Audio and Video calls in XMPP are encrypted end-to-end with DTLS-SRTP as per XEP-0320: Use of DTLS-SRTP in Jingle Sessions.
This protocol replaces XEP-0320 with something that is encrypted with and verified by OMEMO.
Disclaimer: The proper solution is to use OMEMO version 0.5+ and Stanza Content Encryption and encrypt the entire Jingle handshake. However we are still a long road away from having OMEMO 0.5+ in general and any implementational experience with SCE for IQ based protocols in particular.
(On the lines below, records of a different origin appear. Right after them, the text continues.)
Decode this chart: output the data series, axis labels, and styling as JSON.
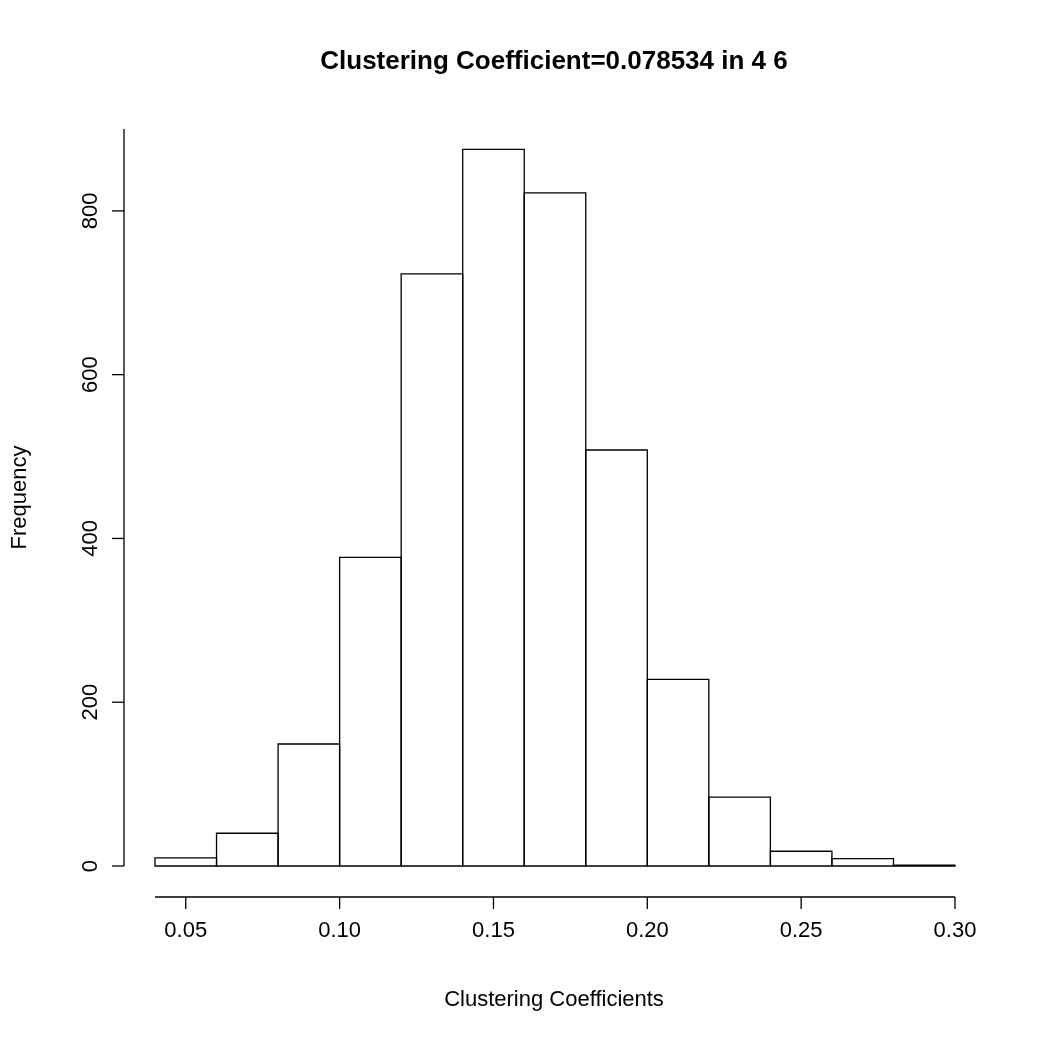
{
  "chart_data": {
    "type": "histogram",
    "title": "Clustering Coefficient=0.078534 in 4 6",
    "xlabel": "Clustering Coefficients",
    "ylabel": "Frequency",
    "bins": [
      0.04,
      0.06,
      0.08,
      0.1,
      0.12,
      0.14,
      0.16,
      0.18,
      0.2,
      0.22,
      0.24,
      0.26,
      0.28,
      0.3
    ],
    "values": [
      10,
      40,
      149,
      377,
      723,
      875,
      822,
      508,
      228,
      84,
      18,
      9,
      1
    ],
    "color": "#000000",
    "xlim": [
      0.04,
      0.3
    ],
    "xticks": [
      {
        "value": 0.05,
        "label": "0.05"
      },
      {
        "value": 0.1,
        "label": "0.10"
      },
      {
        "value": 0.15,
        "label": "0.15"
      },
      {
        "value": 0.2,
        "label": "0.20"
      },
      {
        "value": 0.25,
        "label": "0.25"
      },
      {
        "value": 0.3,
        "label": "0.30"
      }
    ],
    "ylim": [
      0,
      900
    ],
    "yticks": [
      0,
      200,
      400,
      600,
      800
    ],
    "grid": false,
    "legend": false
  }
}
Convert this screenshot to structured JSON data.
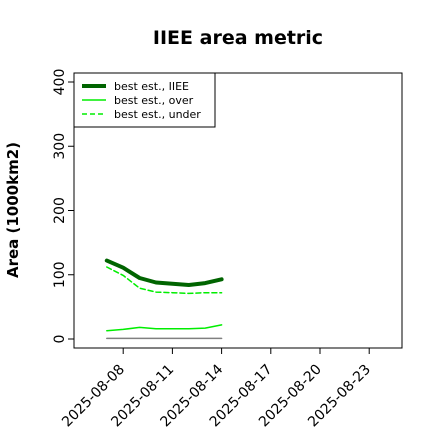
{
  "chart_data": {
    "type": "line",
    "title": "IIEE area metric",
    "xlabel": "",
    "ylabel": "Area (1000km2)",
    "xlim": [
      "2025-08-05",
      "2025-08-25"
    ],
    "ylim": [
      -14,
      414
    ],
    "yticks": [
      0,
      100,
      200,
      300,
      400
    ],
    "xticks": [
      "2025-08-08",
      "2025-08-11",
      "2025-08-14",
      "2025-08-17",
      "2025-08-20",
      "2025-08-23"
    ],
    "legend_position": "top-left",
    "grid": false,
    "x": [
      "2025-08-07",
      "2025-08-08",
      "2025-08-09",
      "2025-08-10",
      "2025-08-11",
      "2025-08-12",
      "2025-08-13",
      "2025-08-14"
    ],
    "series": [
      {
        "name": "best est., IIEE",
        "color": "#006400",
        "style": "solid",
        "width": "thick",
        "values": [
          122,
          111,
          95,
          88,
          86,
          84,
          87,
          93
        ]
      },
      {
        "name": "best est., over",
        "color": "#00ee00",
        "style": "solid",
        "width": "thin",
        "values": [
          13,
          15,
          18,
          16,
          16,
          16,
          17,
          22
        ]
      },
      {
        "name": "best est., under",
        "color": "#00ee00",
        "style": "dashed",
        "width": "thin",
        "values": [
          112,
          99,
          79,
          73,
          72,
          71,
          72,
          72
        ]
      },
      {
        "name": "",
        "color": "#808080",
        "style": "solid",
        "width": "thin",
        "values": [
          1,
          1,
          1,
          1,
          1,
          1,
          1,
          1
        ]
      }
    ]
  }
}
The protocol proposed here is a hack that is hopefully not too dirty.
When accepting a phone call the callee includes the OMEMO device it in the proceed message.
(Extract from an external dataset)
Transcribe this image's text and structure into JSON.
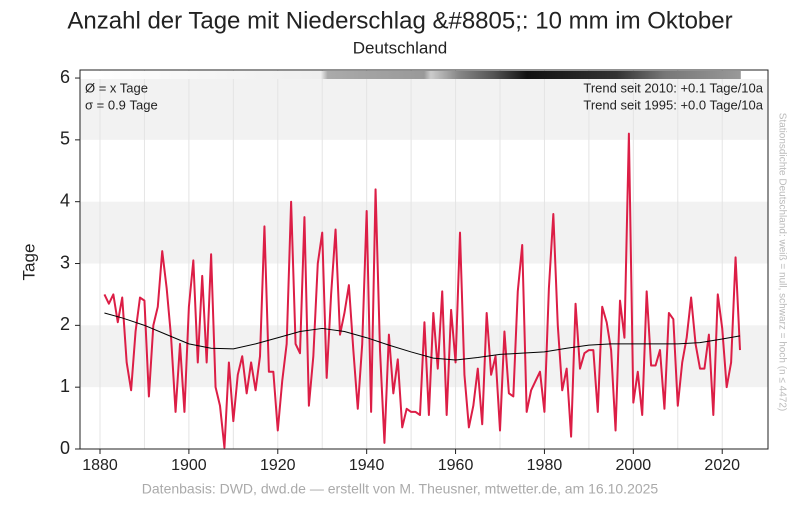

<message from='sam@example.com/phone' to='max@example.com/phone'>
<proceed xmlns='urn:xmpp:jingle-message:0' id='a73sjjvkla37jfea'>
<device xmlns='http://gultsch.de/xmpp/drafts/omemo/dlts-srtp-verification' id='1234' />
</proceed>
</message>
Each occurence of <fingerprint xmlns='urn:xmpp:jingle:apps:dtls:0'…>…</fingerprint>
is being replaced with <fingerprint xmlns='http://gultsch.de/xmpp/drafts/omemo/dlts-srtp-verification' …></fingerprint>
.
Instead of the fingerprint in plain text the <fingerprint xmlns='http://gultsch.de/xmpp/drafts/omemo/dlts-srtp-verification'>
element contains a OMEMO version 0.3 payload message. The attributes on the <fingerprint>
element are the same as in XEP-0320.
A full example would look like this.
<fingerprint xmlns='http://gultsch.de/xmpp/drafts/omemo/dlts-srtp-verification' hash='sha-256' setup='actpass'>
<encrypted xmlns='eu.siacs.conversations.axolotl'>
<header sid='5678'>
<key rid='1234'>BASE64ENCODED...</key>
<iv>BASE64ENCODED...</iv>
</header>
<payload>BASE64ENCODED</payload>
</encrypted>
</fingerprint>
The OMEMO payload message is encrypted for one device only. For session-initiate (or more specifically for jingle information going from the caller to the callee it will be encrypted to the device ID the callee has included in the <proceed/>
message. And for session-accept (and other information going from callee to caller) the device ID that was the source of the first encrypted message in the session-initiate will be used.
Both parties should ensure that they only encrypt to and from one device. (Meaning use the same OMEMO session to encrypt and to decrypt all OMEMO payload messages in the entire call negotiation.)
Both caller and callee have the option of not doing this. The callee can simply decide not to include a <device id='…'/>
in the proceed message. And the caller can decide to ignore the <device id='…'/>
and fall back to regular XEP-0320: DLTS.